Saturday, November 29, 2008

Mumbo-Jumbo will hoo-doo you

Vachel Lindsay's Congo is something I think about a lot--and only partially because I think of it every time I see or hear anything about Resident Evil 5. It exerts a weird fascination on me, and I never quite know what to make of it. What's going on here? What's Lindsay's deal? I suppose there have been papers written that try to answer that question, but I haven't read them. You might suggest that before I talk I should read...a book, but the fact is, I'm not going to.

How is this poem racist? The subtitle "a Study of the Negro Race," immediately followed by "1. Their Basic Savagery" does not seem very ambiguous, and all the business about Mumbo Jumbo (one assumes that this is where Ishmael Reed got the title) and voodoo and witch doctors certainly seems to confirm this.

But then you get to the rather disappointing ending, where everyone converts to Christianity and the savagery is defeated and everyone is happy and civilized hurrah. This would seem to make the poem more imperialistic than racist, per se, even if the two concepts are closely linked. Under this interpretation, we would take "basic" to mean "initial" rather than "fundamental."

But if we want to take the "white man's burden" approach, we have to confront the part about King Leopold being tortured in Hell--as well he should be, be there such a place. This would seem to indicate a dim view of colonialism in general. Is Lindsay trying to say that all of this savagery is the result of corruption by occidental influences? Certainly some of the images of native barbarism seem to take this view:

Just then from the doorway, fat as shotes,
Came the cake-walk princes in their long red coats,
Canes with a brilliant lacquer shine,
And tall silk hats that were red as wine.

So we might say that the poem is really describing the problems that result when a "primitive" culture is suddenly confronted with Western, capitalist society. The fact that Lindsay himself was a socialist would seem to lend credence to that interpretation.

Really, though, I don't think that interpretation is going to fly. Because if this is only the result of European interference, then "basic" can't mean "initial," can it? But a lot of the behavior described obviously has nothing to do with later influences. Come on, people:

Then along that riverbank
A thousand miles
Tattooed cannibals danced in files;
Then I heard the boom of the blood-lust song
And a thigh-bone beating on a tin-pan gong.
And "BLOOD" screamed the whistles and the fifes of the warriors,
"BLOOD" screamed the skull-faced, lean witch-doctors,

and so on. It's not a hard case to make. So just what the fuck does King Leopold have to do with this? I feel as though all we can do at this point is to equivocate, and say, okay, so things were bad initially, but then Leopold came and ruined things in a different way. But is that really what you're arguing, Vachel? Really? And what kind of a name is "Vachel," anyway? It sounds like something one of the terrifying parents-to-be showcased on Baby's Named a Bad, Bad Thing would come up with. Seriously, guys and gals, but mostly gals: YOUR CHILDREN ARE NOT FASHION ACCESSORIES. Some people really, REALLY should not be parents.

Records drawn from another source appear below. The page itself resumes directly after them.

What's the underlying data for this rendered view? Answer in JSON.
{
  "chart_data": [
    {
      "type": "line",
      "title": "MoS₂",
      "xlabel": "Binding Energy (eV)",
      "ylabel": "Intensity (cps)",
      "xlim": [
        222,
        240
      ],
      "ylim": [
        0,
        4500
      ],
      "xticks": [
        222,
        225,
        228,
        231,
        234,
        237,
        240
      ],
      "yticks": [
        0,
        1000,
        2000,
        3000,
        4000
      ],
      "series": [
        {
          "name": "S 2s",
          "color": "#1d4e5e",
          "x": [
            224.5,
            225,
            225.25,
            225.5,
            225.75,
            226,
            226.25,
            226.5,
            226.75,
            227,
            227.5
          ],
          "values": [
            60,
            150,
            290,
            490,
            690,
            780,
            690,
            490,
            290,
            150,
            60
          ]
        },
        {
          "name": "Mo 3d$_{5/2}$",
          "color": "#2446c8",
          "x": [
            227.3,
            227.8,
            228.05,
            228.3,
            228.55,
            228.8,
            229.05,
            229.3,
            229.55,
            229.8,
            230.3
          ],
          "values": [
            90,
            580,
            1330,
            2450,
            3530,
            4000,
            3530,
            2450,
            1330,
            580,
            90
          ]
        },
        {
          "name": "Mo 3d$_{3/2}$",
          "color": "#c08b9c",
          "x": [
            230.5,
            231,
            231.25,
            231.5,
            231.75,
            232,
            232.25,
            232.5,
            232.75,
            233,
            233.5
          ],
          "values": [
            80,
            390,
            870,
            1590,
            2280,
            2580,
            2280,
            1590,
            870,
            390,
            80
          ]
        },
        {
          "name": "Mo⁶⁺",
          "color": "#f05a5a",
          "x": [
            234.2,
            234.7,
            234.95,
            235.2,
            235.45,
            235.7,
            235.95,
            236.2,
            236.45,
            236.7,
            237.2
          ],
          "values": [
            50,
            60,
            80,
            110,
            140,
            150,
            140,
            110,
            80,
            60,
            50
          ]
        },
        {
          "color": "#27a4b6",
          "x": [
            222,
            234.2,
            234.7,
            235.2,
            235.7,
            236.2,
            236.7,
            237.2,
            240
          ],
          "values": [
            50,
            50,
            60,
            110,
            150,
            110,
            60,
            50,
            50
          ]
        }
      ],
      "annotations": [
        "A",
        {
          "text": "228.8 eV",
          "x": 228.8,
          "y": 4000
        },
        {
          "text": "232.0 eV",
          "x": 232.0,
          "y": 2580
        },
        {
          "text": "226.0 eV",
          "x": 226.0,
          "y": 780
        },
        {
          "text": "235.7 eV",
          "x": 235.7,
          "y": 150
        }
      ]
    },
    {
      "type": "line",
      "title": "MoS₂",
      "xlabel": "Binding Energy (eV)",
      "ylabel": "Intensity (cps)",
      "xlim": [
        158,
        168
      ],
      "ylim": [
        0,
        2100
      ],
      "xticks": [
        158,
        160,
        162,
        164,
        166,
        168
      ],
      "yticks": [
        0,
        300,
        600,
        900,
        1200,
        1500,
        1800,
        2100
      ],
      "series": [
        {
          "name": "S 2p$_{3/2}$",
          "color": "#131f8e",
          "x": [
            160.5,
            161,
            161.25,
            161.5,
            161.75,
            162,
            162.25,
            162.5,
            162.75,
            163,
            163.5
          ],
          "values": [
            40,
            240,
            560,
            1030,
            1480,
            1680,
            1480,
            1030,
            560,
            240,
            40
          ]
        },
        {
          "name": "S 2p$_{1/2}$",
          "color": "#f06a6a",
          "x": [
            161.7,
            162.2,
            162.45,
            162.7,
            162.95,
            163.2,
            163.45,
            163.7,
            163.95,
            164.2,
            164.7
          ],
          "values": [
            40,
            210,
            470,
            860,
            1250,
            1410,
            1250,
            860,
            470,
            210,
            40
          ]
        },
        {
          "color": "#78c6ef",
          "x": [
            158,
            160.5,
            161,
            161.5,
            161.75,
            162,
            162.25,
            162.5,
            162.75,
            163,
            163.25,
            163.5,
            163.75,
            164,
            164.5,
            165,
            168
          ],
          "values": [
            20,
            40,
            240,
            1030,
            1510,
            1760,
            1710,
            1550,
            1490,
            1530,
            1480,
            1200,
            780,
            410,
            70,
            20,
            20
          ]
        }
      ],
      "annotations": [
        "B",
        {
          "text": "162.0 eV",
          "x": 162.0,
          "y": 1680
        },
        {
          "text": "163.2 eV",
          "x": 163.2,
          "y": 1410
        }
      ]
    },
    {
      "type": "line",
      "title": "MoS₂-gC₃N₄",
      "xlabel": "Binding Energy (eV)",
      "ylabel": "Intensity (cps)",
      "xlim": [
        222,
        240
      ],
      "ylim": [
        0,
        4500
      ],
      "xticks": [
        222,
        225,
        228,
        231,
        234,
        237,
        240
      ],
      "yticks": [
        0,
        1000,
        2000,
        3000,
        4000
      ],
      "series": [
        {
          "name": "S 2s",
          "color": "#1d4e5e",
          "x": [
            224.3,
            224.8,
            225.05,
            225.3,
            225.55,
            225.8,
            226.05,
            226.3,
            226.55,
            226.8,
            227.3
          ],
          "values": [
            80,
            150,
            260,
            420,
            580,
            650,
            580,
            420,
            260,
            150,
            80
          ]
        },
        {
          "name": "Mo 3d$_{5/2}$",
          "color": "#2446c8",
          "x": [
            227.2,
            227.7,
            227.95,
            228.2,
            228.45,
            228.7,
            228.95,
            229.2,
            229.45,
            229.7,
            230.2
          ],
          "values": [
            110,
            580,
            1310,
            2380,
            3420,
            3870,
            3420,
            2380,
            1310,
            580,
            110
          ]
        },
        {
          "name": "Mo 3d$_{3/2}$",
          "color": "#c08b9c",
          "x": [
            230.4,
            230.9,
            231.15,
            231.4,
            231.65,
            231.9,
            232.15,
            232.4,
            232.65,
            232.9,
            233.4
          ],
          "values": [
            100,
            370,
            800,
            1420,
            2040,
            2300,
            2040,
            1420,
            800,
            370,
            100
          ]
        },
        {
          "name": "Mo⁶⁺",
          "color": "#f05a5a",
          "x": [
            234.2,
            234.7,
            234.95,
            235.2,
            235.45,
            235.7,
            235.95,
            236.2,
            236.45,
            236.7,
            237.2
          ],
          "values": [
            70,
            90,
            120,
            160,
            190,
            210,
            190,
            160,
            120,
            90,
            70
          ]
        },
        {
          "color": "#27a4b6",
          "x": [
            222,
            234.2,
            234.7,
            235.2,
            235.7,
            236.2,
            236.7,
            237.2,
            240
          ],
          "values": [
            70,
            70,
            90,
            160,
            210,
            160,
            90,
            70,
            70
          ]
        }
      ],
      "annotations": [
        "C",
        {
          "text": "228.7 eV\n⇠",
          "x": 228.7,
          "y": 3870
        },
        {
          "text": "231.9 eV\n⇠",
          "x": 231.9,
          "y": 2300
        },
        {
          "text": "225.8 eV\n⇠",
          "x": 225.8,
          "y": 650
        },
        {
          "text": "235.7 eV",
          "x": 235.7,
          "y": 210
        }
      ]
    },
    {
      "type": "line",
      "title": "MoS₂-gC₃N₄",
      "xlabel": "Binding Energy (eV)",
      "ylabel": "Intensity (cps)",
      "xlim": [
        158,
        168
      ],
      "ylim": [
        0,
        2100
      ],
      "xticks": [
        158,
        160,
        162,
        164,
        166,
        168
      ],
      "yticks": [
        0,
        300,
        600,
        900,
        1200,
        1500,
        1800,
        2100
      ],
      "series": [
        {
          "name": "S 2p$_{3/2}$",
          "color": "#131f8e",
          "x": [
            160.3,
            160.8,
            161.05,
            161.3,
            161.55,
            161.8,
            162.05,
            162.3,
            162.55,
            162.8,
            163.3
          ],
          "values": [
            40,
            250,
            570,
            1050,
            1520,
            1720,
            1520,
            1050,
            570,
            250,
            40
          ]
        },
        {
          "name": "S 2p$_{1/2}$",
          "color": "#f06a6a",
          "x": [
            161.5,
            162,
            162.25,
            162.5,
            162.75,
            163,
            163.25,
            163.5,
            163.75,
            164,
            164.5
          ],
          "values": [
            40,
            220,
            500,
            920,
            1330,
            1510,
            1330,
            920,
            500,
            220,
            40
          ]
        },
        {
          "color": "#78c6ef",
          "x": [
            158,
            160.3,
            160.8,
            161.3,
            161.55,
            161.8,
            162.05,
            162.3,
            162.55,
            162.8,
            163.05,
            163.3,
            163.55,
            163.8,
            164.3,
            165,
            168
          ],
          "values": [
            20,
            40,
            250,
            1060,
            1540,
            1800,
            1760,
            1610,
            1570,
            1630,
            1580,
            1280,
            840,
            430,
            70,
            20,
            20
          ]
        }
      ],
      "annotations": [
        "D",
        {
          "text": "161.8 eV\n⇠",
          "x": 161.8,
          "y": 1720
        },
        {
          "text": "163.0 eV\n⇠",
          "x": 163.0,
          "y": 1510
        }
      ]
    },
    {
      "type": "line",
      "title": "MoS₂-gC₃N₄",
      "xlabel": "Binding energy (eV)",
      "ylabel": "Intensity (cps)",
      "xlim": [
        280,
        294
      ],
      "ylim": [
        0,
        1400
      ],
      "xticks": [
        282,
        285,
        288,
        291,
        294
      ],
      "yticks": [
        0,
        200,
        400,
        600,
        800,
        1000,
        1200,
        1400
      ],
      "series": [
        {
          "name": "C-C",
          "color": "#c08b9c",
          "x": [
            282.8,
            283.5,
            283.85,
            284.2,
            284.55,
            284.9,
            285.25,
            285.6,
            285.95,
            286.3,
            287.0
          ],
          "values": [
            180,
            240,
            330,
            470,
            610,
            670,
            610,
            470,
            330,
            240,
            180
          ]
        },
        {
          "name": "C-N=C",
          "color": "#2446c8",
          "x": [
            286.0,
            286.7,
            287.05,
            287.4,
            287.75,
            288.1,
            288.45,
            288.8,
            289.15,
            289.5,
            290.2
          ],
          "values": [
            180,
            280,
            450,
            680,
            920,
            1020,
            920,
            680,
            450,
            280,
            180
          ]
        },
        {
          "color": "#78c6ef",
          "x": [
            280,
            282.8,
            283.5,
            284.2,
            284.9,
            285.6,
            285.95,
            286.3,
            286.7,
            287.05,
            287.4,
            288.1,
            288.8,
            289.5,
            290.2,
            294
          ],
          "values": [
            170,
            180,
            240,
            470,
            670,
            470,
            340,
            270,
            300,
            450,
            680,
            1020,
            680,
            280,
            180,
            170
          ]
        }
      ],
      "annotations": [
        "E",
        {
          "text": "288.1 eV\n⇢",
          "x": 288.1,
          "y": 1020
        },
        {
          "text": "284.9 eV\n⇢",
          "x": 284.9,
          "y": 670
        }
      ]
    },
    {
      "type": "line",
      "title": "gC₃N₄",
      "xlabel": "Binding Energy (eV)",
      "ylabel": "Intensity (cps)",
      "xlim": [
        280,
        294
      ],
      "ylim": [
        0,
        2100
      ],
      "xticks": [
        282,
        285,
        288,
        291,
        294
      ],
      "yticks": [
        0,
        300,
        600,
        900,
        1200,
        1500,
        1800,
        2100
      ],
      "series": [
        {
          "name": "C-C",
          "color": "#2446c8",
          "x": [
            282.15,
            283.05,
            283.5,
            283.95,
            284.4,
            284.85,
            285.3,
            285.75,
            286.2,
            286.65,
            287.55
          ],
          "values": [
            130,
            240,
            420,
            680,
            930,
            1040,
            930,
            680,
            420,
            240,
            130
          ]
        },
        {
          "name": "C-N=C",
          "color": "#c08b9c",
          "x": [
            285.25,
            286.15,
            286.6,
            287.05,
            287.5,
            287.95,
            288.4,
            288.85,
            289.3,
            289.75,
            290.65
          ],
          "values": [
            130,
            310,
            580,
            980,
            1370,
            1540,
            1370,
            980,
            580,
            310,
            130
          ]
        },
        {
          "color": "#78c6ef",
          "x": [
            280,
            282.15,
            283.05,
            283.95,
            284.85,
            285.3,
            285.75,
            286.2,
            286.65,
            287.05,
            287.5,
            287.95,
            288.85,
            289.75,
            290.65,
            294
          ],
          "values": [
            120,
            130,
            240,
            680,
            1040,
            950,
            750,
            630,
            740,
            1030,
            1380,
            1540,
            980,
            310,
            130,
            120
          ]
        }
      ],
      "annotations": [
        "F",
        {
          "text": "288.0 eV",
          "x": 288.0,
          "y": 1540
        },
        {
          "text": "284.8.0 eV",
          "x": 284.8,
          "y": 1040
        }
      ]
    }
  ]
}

But I digress. The point is: we're really supposed to believe that African petty nobility imitating Western fashions is pretty much just as bad as BLOOD MURDER VOODOO CURSES BLARGH? Unfortunately, I really do think that Lindsay is making some version of this argument--if anyone has any other interpretation, I'd be all ears.

So in conclusion: the milieu of Resident Evil 5 is pretty seductive/evocative, but I still kind of think it was ill-advised. And although "The Congo" still contains some striking imagery, I think that Vachel Lindsay was, at the least, guilty of some very woolly thinking (and a casually orientalist mindset--but if you're gonna unequivocally condemn people for that, not too many people of his era are gonna get out alive)--which, however, is much less bad than other things he could have been.